Dans l’univers des constructeurs automobiles, peu osent critiquer frontalement leur propre industrie. Peter Rawlinson, récemment démis de ses fonctions de PDG de Lucid Motors pour prendre un rôle consultatif technique au sein du conseil d’administration, ne mâche pas ses mots : “la plupart des voitures électriques ne sont pas à la hauteur“. Une déclaration choc qui mérite qu’on s’y attarde, venant de celui qui a fait de Lucid un leader technologique dans le secteur de la mobilité électrique.

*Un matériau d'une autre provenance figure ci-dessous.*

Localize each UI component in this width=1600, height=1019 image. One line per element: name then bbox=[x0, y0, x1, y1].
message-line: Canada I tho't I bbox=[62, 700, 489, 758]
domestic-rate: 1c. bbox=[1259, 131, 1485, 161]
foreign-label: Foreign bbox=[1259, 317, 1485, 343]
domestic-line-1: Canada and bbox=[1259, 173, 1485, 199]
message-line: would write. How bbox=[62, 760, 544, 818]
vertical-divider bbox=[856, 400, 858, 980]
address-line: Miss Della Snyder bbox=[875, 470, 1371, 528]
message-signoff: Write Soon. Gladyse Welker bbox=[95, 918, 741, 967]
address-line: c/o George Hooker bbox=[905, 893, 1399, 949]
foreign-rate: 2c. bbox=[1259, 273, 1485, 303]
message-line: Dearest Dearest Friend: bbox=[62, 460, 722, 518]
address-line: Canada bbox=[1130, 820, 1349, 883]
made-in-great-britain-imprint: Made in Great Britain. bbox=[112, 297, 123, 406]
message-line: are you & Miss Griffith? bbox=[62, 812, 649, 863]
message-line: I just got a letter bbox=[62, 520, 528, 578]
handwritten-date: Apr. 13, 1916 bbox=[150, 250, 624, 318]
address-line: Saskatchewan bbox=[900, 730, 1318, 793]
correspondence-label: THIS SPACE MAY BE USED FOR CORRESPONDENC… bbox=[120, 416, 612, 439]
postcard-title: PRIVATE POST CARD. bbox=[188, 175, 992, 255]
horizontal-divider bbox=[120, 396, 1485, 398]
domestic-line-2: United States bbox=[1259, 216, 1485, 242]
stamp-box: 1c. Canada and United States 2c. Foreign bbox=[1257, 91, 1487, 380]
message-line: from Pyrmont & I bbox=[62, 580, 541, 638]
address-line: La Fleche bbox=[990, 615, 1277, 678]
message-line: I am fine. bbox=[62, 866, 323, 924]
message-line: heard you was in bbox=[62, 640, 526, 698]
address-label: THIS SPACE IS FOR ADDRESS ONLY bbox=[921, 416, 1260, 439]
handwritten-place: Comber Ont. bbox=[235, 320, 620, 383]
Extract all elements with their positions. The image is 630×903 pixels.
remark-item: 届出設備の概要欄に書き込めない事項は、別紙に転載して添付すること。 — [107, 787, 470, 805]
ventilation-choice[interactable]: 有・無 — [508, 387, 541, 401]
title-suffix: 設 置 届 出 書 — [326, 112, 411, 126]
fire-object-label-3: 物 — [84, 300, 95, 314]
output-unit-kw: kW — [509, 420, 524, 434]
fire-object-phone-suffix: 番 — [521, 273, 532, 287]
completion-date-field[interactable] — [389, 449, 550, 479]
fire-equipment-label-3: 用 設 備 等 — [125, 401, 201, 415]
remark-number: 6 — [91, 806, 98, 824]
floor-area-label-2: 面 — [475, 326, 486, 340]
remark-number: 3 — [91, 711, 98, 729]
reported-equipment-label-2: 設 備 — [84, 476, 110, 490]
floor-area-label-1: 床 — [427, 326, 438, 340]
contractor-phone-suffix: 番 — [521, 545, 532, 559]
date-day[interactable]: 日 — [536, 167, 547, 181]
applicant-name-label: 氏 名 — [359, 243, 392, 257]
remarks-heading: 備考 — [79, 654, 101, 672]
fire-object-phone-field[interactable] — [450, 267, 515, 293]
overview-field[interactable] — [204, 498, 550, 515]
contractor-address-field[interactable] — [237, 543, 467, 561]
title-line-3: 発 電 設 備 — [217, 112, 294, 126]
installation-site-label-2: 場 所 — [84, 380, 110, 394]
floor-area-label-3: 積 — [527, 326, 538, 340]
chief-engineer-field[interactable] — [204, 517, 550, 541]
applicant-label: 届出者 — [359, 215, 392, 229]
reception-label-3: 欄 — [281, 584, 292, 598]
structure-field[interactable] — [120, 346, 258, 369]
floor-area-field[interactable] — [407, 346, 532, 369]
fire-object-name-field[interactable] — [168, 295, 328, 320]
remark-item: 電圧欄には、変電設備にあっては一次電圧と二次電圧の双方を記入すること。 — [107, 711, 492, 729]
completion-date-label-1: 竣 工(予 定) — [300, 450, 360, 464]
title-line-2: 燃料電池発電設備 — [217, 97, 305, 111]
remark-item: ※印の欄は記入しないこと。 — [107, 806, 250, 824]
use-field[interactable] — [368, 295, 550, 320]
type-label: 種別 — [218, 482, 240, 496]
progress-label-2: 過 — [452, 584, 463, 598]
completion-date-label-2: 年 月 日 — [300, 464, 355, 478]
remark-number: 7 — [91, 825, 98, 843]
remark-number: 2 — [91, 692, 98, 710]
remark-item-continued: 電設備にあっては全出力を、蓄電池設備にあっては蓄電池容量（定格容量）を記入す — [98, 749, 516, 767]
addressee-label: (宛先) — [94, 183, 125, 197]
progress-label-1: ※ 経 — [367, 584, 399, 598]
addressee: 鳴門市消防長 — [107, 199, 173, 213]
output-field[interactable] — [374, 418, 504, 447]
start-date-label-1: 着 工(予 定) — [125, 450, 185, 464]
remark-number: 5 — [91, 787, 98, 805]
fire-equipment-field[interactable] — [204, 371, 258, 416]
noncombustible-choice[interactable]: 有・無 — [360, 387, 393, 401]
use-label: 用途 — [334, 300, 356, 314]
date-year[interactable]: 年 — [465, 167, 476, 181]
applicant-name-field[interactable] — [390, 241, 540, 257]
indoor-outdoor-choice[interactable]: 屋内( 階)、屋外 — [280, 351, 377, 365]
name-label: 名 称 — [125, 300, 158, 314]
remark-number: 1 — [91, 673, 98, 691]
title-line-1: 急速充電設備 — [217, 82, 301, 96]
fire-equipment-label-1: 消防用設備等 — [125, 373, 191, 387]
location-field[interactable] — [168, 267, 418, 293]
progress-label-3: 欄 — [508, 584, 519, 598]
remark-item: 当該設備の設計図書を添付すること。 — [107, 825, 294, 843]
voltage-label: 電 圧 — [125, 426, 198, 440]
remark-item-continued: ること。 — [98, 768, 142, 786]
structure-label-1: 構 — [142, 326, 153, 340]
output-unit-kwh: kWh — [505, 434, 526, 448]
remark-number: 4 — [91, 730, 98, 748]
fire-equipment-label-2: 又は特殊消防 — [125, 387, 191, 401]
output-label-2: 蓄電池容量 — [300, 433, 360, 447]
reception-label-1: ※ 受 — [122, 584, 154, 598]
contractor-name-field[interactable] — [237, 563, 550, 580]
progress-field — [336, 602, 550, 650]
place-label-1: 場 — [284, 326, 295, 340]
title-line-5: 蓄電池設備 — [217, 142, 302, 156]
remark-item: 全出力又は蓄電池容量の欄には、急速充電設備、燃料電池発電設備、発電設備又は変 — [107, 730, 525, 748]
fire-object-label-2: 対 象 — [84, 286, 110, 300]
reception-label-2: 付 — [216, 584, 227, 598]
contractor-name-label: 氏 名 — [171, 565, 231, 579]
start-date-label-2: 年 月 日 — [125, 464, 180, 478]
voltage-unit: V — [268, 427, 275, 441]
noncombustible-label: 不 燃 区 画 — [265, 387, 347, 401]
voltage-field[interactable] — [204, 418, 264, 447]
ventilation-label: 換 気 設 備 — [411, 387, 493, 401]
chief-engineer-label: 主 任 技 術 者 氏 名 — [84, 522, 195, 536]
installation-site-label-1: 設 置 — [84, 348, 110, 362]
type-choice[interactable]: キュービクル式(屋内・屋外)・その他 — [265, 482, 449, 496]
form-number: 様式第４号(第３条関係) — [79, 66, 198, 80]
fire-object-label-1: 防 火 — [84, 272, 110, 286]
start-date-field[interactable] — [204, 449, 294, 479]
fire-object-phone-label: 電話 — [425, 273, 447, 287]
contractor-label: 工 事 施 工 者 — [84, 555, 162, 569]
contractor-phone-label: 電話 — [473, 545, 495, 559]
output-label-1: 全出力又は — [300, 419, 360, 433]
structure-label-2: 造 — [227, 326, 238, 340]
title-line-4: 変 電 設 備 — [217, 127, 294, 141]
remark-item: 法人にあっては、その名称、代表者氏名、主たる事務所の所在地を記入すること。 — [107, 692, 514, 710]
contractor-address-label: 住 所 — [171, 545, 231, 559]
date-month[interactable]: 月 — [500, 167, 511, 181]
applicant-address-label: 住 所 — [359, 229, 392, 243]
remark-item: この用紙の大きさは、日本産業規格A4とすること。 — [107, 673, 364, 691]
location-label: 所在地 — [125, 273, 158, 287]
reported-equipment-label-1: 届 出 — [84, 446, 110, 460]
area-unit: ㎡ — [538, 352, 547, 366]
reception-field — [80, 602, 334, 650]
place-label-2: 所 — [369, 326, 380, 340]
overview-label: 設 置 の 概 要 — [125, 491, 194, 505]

L’efficience avant tout : le secret négligé des véhicules électriques

Là où la majorité des constructeurs se concentrent sur la taille des batteries pour augmenter l’autonomie, Rawlinson propose une vision radicalement différente. “Vous pouvez obtenir de l’autonomie de deux façons : la taille de la batterie ou l’efficience.” Cette approche apparemment simple révèle une compréhension profonde de ce qui fait réellement une bonne voiture électrique.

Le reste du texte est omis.